Sudah hampir satu bulan di rumah aja. Menu makanan pun itu-itu saja. Bosan!
Sejak kemarin, Istri mengeluh mual-mual ketika mencium bau bumbu dapur dan pewangi (semoga positif). Sejak semalam hanya minum susu dan belum makan nasi.
"Pengen nasi goreng pucat, Emak," katanya.
Ada-ada saja permintaannya. Padahal tidak pernah merasakan nasi goreng yang pernah diceritakan Emak. Pernah Emak cerita masa-masa sulit dulu, nasi goreng pucat menjadi menu sarapan pagi.
Nasi goreng khas Emak, jangan berfikir akan berbentuk seperti nasi goreng di pinggir jalan atau resto. Nasi goreng orang miskin dengan bumbu sangat minimalis. Terlihat pucat karena tidak ada bumbu yang membuatnya berwarna.
Punya kesan yang sangat indah, meski pun kondisi yang sangat memprihatinkan. Nasi yang dimasak adalah sisa semalam. Setiap hari Ibu memasaknya agar anak-anak bisa sarapan sebelum berangkat sekolah.
Nasi goreng putih resep Emak tidak repot untuk disiapkan. Semua bahan sederhana sudah tersedia di dapur.Â
Kebetulan nasi kemarin di majikom masih cukup untuk dua piring. Keluarkan nasi dan dibiarkan dingin di atas piring.

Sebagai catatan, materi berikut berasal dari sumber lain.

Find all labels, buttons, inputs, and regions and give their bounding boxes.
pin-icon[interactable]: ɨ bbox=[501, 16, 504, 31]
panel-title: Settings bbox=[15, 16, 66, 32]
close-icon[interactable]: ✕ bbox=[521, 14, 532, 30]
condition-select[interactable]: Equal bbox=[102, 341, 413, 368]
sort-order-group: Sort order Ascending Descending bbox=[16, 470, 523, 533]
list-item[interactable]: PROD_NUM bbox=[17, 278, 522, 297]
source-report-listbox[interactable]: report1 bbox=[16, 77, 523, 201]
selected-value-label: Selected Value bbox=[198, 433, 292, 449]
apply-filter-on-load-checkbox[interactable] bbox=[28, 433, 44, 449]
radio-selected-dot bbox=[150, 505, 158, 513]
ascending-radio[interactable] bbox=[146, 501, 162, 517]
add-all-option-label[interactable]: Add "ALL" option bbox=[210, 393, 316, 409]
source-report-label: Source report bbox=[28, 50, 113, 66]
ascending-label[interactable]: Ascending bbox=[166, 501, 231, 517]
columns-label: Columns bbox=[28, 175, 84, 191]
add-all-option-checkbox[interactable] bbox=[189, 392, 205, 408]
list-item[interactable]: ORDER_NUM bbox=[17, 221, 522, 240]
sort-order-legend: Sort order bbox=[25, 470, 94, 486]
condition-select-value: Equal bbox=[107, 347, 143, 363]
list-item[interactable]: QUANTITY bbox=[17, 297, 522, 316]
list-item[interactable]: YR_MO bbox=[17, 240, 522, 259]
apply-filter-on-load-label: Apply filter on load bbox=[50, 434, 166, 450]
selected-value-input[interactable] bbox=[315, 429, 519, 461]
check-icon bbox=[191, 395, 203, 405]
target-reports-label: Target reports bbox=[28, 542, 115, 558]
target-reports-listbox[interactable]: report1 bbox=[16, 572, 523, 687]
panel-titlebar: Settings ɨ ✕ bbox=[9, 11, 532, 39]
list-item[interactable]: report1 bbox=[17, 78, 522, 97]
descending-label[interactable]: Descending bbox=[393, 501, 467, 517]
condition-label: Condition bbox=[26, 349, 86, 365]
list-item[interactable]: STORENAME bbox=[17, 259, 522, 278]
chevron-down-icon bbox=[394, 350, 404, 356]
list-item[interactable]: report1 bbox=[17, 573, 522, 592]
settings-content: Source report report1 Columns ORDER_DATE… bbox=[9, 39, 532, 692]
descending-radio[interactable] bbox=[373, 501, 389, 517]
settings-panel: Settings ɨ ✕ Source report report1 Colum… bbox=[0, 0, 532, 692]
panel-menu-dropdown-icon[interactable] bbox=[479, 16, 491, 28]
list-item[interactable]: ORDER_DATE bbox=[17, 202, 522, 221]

Tahap selanjutnya adalah menyiapkan bumbu. Cuma butuh tiga jenis bumbu saja, yaitu cabe rawit hijau, garam, dan bawang merah. Tidak ketinggalan minyak secukupnya.
Sisir dua siung bawang merah. Kemudian cabai rawit dan garam diulek. Takaran tergantung selera tingkat kepedasan ya. Saya hanya pakai tiga butir cabai rawit dan seujung garam.
Panaskan wajan dengan api sedang. Masukan minyak goreng dan sisiran bawang merah. Setelah bawang terasa harum, masukan nasi. Aduk hingga rata.
Kemudian masukan bumbu cabai rawit dan garam. Aduk hingga rata dan tercium bau harumnya. Biar lebih seger, sedikit saya masukan daun bawang.
Hanya butuh waktu kurang dari 5 menit, nasi goreng sudah matang. Selanjutnya tinggal letakan di atas meja.
"Sayang, nasi gorengnya sudah matang."
Nasi goreng putih resep Emak sudah dihidangkan di atas meja makan. Penyajian tanpa hiasan apa pun. Cuma ada nasi putih sedikit kelabu karena bumbu.
"Baunya harum bawang goreng," kata Istri sambil menahan mual. Weh, jangan sampai muntah mencium aroma masakanku.Â
Mencoba romantis dengan menyuapi seperti awal kehamilan anak pertama. Saat nasi goreng masuk ke dalam mulut istri, disitu rasa deg-degan muncul. Enak gak, ya?
"Udahlah, biar makan sendiri saja," katanya sambil merebut sendok di tanganku.
Istri sangat lahap makan nasi goreng pucat itu. Maklum sejak kemarin tidak mau makan. Alhamdulillah, kini menikmatinya.
"Enak juga. Gak mual. Gak banyak bumbu," ungkapnya. Saya hanya tersenyum saja menghadap wajahnya.
"Mau namba? Masih ada satu piring."
"Tidak usah. Udah kenyang. Abang makan saja."
"Oh, itu buat Chava saja."
Simpel ya buat bahagia pasangan. Istri jarang bermanja-manja. Ada giliriannya suami juga memasak di dapur.
"Saya keluar dulu, mau ke apotek."
"Buat apa? Aku gak suka minum obat. Nanti aja bikin jamu kunyit."
"Mau beli tespek. Tanda-tandanya mirip dulu awal hamil Chava." Istri hanya tersenyum salah tingkah.